Tout réside en effet dans les clivages qu'on désigne. Est-ce un exploit de déborder des étiquettes qui elles-mêmes ont été fracturées de l'intérieur depuis belle lurette et dont les "frontières" ne signifient plus rien ? Est-ce décoiffant de voir réunis Le Guen et El Khomri d'un côté, Madelin et Borloo de l'autre ? Non. Ils ont tous en partage les deux dimensions du libéralisme, le libéralisme sociétal-démocratique-culturel inspiré par la Gauche, le libéralisme économique répandu par la Droite, une sorte d'espace central en voie d'élargissement et vers lequel depuis 30 ans une partie du PS et un bout de la Droite ont convergé.
Il n'y a donc pas d'obstacle insurmontable à dépasser. Mais pour le camp Macron il faut pourtant le présenter comme tel.
D'abord pour incarner une rupture alors que le plus probable est une grande continuité. Pour feindre aussi une forme d'unité nationale alors même que les fractures sont béantes.
Cette stratégie vise également à tuer les partis qui occupaient précédemment cet espace et à unifier ce dernier dans une clarification somme toute souhaitable. Elle offre surtout l'occasion de brouiller les repères, de renvoyer à l'extrémisme tout ce qui n'est pas ainsi fédéré, et de décrédibiliser les concepts de Gauche et de Droite rejetés par les Français pour l'échec des partis qui s'en réclamaient tout en s'en éloignant.

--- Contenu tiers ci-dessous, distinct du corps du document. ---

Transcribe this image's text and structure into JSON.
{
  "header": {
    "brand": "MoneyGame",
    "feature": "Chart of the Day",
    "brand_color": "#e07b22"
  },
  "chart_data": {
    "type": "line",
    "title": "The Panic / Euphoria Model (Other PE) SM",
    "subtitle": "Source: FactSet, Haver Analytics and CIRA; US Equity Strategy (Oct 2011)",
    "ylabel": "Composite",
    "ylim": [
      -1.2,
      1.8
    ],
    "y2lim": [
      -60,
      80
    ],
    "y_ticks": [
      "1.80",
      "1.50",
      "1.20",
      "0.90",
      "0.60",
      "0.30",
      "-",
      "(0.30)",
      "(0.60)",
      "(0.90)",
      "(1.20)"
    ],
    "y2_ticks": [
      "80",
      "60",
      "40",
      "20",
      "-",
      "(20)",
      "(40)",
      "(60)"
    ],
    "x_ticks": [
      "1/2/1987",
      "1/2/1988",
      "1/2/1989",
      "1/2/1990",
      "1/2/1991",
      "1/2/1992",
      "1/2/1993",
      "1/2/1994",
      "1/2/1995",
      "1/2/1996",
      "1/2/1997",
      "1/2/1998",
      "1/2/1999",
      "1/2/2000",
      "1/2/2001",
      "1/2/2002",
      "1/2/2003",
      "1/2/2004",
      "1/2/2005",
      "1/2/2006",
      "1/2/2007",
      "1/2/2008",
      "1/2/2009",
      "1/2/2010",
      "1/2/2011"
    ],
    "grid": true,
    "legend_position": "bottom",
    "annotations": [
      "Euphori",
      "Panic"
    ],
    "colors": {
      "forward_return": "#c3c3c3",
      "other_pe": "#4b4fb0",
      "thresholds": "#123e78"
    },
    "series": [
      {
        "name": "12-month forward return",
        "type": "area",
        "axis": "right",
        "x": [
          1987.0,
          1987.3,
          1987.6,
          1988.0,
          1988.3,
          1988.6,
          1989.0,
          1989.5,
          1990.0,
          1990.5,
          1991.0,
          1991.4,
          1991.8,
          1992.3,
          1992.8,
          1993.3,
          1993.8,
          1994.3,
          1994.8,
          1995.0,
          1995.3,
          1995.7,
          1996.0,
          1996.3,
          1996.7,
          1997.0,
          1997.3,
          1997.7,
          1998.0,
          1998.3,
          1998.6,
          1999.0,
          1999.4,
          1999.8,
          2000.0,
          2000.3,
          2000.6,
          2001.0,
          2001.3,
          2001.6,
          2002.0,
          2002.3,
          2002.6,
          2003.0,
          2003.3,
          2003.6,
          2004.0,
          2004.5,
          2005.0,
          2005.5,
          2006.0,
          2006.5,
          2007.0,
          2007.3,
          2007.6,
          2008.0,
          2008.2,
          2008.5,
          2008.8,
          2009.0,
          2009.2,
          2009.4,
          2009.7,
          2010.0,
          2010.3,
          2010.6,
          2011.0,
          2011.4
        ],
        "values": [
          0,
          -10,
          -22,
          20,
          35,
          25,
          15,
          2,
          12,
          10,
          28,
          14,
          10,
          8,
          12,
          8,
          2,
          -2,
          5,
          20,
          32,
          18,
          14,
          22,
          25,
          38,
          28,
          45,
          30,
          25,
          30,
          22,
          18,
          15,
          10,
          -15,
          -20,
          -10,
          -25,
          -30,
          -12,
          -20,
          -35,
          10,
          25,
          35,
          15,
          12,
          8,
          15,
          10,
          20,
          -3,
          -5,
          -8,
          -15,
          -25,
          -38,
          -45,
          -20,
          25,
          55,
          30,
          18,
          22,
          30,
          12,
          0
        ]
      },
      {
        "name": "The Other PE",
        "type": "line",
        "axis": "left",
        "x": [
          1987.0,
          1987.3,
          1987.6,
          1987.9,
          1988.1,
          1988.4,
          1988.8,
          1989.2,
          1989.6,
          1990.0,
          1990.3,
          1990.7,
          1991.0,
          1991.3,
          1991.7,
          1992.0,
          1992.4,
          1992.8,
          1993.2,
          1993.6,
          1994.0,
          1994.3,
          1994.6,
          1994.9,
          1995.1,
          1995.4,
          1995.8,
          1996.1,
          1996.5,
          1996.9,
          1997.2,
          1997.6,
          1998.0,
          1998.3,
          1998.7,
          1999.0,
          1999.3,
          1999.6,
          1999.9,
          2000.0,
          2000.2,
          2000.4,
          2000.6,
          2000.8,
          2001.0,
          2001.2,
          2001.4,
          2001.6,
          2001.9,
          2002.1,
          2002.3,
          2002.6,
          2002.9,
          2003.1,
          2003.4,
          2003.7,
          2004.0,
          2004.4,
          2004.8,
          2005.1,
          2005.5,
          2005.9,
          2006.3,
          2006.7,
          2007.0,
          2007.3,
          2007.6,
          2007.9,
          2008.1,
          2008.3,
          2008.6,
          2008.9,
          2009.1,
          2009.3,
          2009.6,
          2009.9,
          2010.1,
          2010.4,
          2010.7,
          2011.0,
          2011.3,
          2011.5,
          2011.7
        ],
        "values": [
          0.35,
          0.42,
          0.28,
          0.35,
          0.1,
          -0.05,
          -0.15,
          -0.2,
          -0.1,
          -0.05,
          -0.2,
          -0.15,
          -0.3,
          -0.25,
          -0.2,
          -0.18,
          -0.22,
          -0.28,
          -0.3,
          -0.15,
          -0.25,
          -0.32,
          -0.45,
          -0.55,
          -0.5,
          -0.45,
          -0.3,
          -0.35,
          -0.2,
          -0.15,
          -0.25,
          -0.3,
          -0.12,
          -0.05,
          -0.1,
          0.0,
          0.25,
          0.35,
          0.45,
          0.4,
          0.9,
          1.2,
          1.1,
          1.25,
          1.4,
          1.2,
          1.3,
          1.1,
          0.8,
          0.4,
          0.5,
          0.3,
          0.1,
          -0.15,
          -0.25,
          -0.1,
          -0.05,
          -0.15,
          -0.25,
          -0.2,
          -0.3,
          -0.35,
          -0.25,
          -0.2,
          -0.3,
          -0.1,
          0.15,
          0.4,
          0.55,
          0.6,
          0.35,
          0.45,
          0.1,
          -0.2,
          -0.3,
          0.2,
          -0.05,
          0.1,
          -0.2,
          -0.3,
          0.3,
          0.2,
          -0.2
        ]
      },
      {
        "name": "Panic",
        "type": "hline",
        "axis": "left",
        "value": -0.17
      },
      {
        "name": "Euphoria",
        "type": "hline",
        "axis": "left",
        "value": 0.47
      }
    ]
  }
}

Comme c'est commode de pouvoir ainsi se débarrasser de boussoles qui restent valides (Gauche de régulation économique, d'approfondissement démocratique, de protection écologique et sociale, Droite libérale-conservatrice) et pourraient recouvrir des projets alternatifs !
Derrière la "révolution" Macron, il y a donc tout à la fois une recomposition logique, un "rebranding" remarquable pour faire croire à du neuf avec ce qui a mal vieilli, un recyclage de personnalités usées sous couvert de non-agression, mais aussi une entourloupe, une manipulation par les mots (le hold-up sur celui de "progressisme" devrait sauter aux yeux) plus encore que par l'image.
Qu'il en sorte quelque chose par les actes une fois au pouvoir, cela reste à espérer si rien de mieux ne gagnait les législatives. Mais la méthode a ses limites : à vouloir repousser celle de son propre espace, le Président et son "aspirateur politique" risquent de faire cohabiter de vrais incompatibles. Si cet après-midi Nicolas Hulot entrait par exemple au gouvernement, la "prise" serait soulignée mais l'écart avec les positions du Premier Ministre et l'intérêt mesuré du grand patron pour l'écologie serait patent.